Norman Howard obituary

Norman Howard in 1974, shortly after becoming chair of the Greater London council’s planning committee
Norman Howard in 1974, shortly after becoming chair of the Greater London council’s planning committee Photograph: provided by family

My father, Norman Howard, who has died aged 95, was a councillor for the Labour party from the mid-1960s onwards, and for a number of years from 1973 was chair of the Greater London council’s planning committee.

In that position he played a key role in decisions such as granting permission for Concorde to fly into Heathrow and on the redevelopment of Covent Garden. He also dug the first turf for the start of the London Docklands development at St Katharine Docks, and was particularly proud of signing an agreement with London Transport to carry out a 1973 election pledge allowing free bus travel for London’s pensioners.

Having been a member of the Labour party since the age of 16, he began his political career as a public representative in 1964 when he was elected as a councillor for Kingston upon Thames in south-west London.

Norman was born in Acton, west London, to Harold, a haulage contractor, and Alice (nee Goater). Alice died when Norman was eight, and two years later he, his older brother, Don, and youngest sister, Hazel, were evacuated in the first week of the second world war. Don left school before the war ended, but Norman and Hazel spent the next six years billeted, separately, with a variety of host families in Devon.

Norman became head boy of Southwark Central school, which had been evacuated to Newton Abbot in Devon. However, when he returned to Acton at the end of the war, he had barely started in the sixth form before he was called up for national service, and his formal education ended.

In 1949 he started work as a darkroom assistant at a photographic printers in Ealing, west London, then moved to Southampton in 1951 to become a political agent supporting the successful re-election of the Labour MP Horace King (later to become speaker of the House of Commons). They formed a lifelong friendship, with King describing him as “a hard worker and a man of high integrity and honesty”.

In 1956 Norman was invited to join the new London team of the leftwing newspaper Forward, and he subsequently worked as a journalist on Farmers Weekly, Reynold’s News (later renamed Sunday Citizen) and at the Board of Trade, before becoming assistant secretary at the Post Office Engineering Union in 1966. In 1984 he was appointed as chief press officer at British Telecom, for whom he worked, latterly on a consultancy basis, until he retired in 1998.
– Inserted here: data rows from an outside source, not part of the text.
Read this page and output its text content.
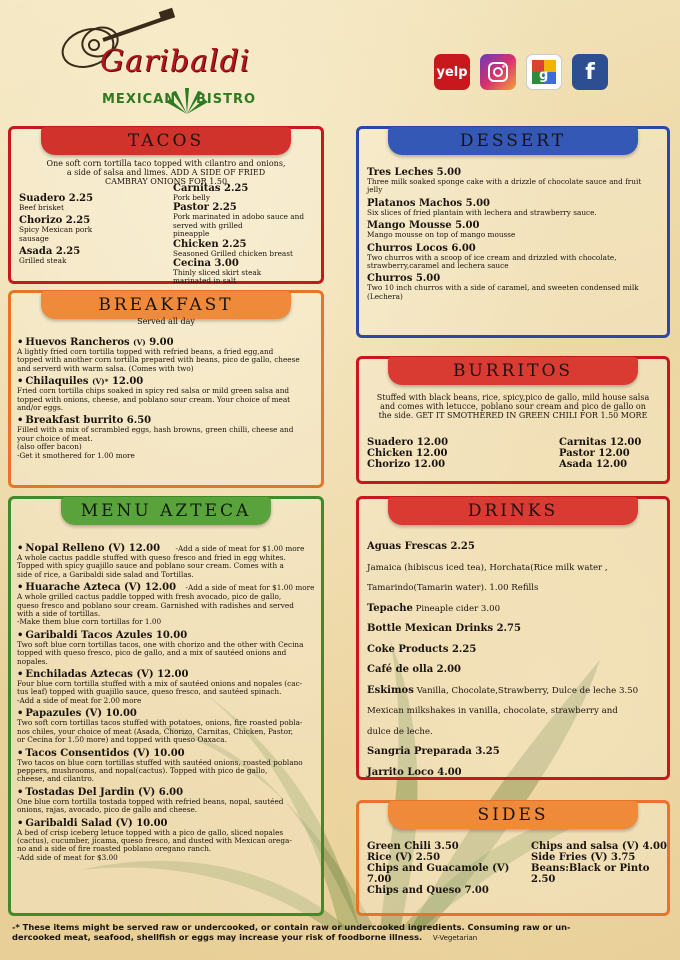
Garibaldi
MEXICAN BISTRO
yelp	g f
TACOS
One soft corn tortilla taco topped with cilantro and onions,
a side of salsa and limes. ADD A SIDE OF FRIED
CAMBRAY ONIONS FOR 1.50
Suadero 2.25
Beef brisket
Chorizo 2.25
Spicy Mexican pork
sausage
Asada 2.25
Grilled steak
Carnitas 2.25
Pork belly
Pastor 2.25
Pork marinated in adobo sauce and
served with grilled
pineapple
Chicken 2.25
Seasoned Grilled chicken breast
Cecina 3.00
Thinly sliced skirt steak
marinated in salt
DESSERT
Tres Leches 5.00
Three milk soaked sponge cake with a drizzle of chocolate sauce and fruit
jelly
Platanos Machos 5.00
Six slices of fried plantain with lechera and strawberry sauce.
Mango Mousse 5.00
Mango mousse on top of mango mousse
Churros Locos 6.00
Two churros with a scoop of ice cream and drizzled with chocolate,
strawberry,caramel and lechera sauce
Churros 5.00
Two 10 inch churros with a side of caramel, and sweeten condensed milk
(Lechera)
BREAKFAST
Served all day
• Huevos Rancheros (V) 9.00
A lightly fried corn tortilla topped with refried beans, a fried egg,and
topped with another corn tortilla prepared with beans, pico de gallo, cheese
and serverd with warm salsa. (Comes with two)
• Chilaquiles (V)* 12.00
Fried corn tortilla chips soaked in spicy red salsa or mild green salsa and
topped with onions, cheese, and poblano sour cream. Your choice of meat
and/or eggs.
• Breakfast burrito 6.50
Filled with a mix of scrambled eggs, hash browns, green chilli, cheese and
your choice of meat.
(also offer bacon)
-Get it smothered for 1.00 more
BURRITOS
Stuffed with black beans, rice, spicy,pico de gallo, mild house salsa
and comes with letucce, poblano sour cream and pico de gallo on
the side. GET IT SMOTHERED IN GREEN CHILI FOR 1.50 MORE
Suadero 12.00
Chicken 12.00
Chorizo 12.00
Carnitas 12.00
Pastor 12.00
Asada 12.00
MENU AZTECA
• Nopal Relleno (V) 12.00 -Add a side of meat for $1.00 more
A whole cactus paddle stuffed with queso fresco and fried in egg whites.
Topped with spicy guajillo sauce and poblano sour cream. Comes with a
side of rice, a Garibaldi side salad and Tortillas.
• Huarache Azteca (V) 12.00 -Add a side of meat for $1.00 more
A whole grilled cactus paddle topped with fresh avocado, pico de gallo,
queso fresco and poblano sour cream. Garnished with radishes and served
with a side of tortillas.
-Make them blue corn tortillas for 1.00
• Garibaldi Tacos Azules 10.00
Two soft blue corn tortillas tacos, one with chorizo and the other with Cecina
topped with queso fresco, pico de gallo, and a mix of sautéed onions and
nopales.
• Enchiladas Aztecas (V) 12.00
Four blue corn tortilla stuffed with a mix of sautéed onions and nopales (cac-
tus leaf) topped with guajillo sauce, queso fresco, and sautéed spinach.
-Add a side of meat for 2.00 more
• Papazules (V) 10.00
Two soft corn tortillas tacos stuffed with potatoes, onions, fire roasted pobla-
nos chiles, your choice of meat (Asada, Chorizo, Carnitas, Chicken, Pastor,
or Cecina for 1.50 more) and topped with queso Oaxaca.
• Tacos Consentidos (V) 10.00
Two tacos on blue corn tortillas stuffed with sautéed onions, roasted poblano
peppers, mushrooms, and nopal(cactus). Topped with pico de gallo,
cheese, and cilantro.
• Tostadas Del Jardin (V) 6.00
One blue corn tortilla tostada topped with refried beans, nopal, sautéed
onions, rajas, avocado, pico de gallo and cheese.
• Garibaldi Salad (V) 10.00
A bed of crisp iceberg letuce topped with a pico de gallo, sliced nopales
(cactus), cucumber, jicama, queso fresco, and dusted with Mexican orega-
no and a side of fire roasted poblano oregano ranch.
-Add side of meat for $3.00
DRINKS
Aguas Frescas 2.25
Jamaica (hibiscus iced tea), Horchata(Rice milk water ,
Tamarindo(Tamarin water). 1.00 Refills
Tepache Pineaple cider 3.00
Bottle Mexican Drinks 2.75
Coke Products 2.25
Café de olla 2.00
Eskimos Vanilla, Chocolate,Strawberry, Dulce de leche 3.50
Mexican milkshakes in vanilla, chocolate, strawberry and
dulce de leche.
Sangria Preparada 3.25
Jarrito Loco 4.00
SIDES
Green Chili 3.50
Rice (V) 2.50
Chips and Guacamole (V) 7.00
Chips and Queso 7.00
Chips and salsa (V) 4.00
Side Fries (V) 3.75
Beans:Black or Pinto 2.50
-* These items might be served raw or undercooked, or contain raw or undercooked ingredients. Consuming raw or un-
dercooked meat, seafood, shellfish or eggs may increase your risk of foodborne illness. V-Vegetarian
Norman was then an active member of the Labour Heritage Group, and co-founded and became secretary of the Aneurin Bevan Society. He also wrote a book, A New Dawn, about the 1945 Labour general election victory, which was published in 2005.

It was in Southampton that Norman met and married Joyce Randell. She died in 2014. He is survived by his children, Jane and me, four grandchildren, five great-grandchildren, and his sister, Hazel.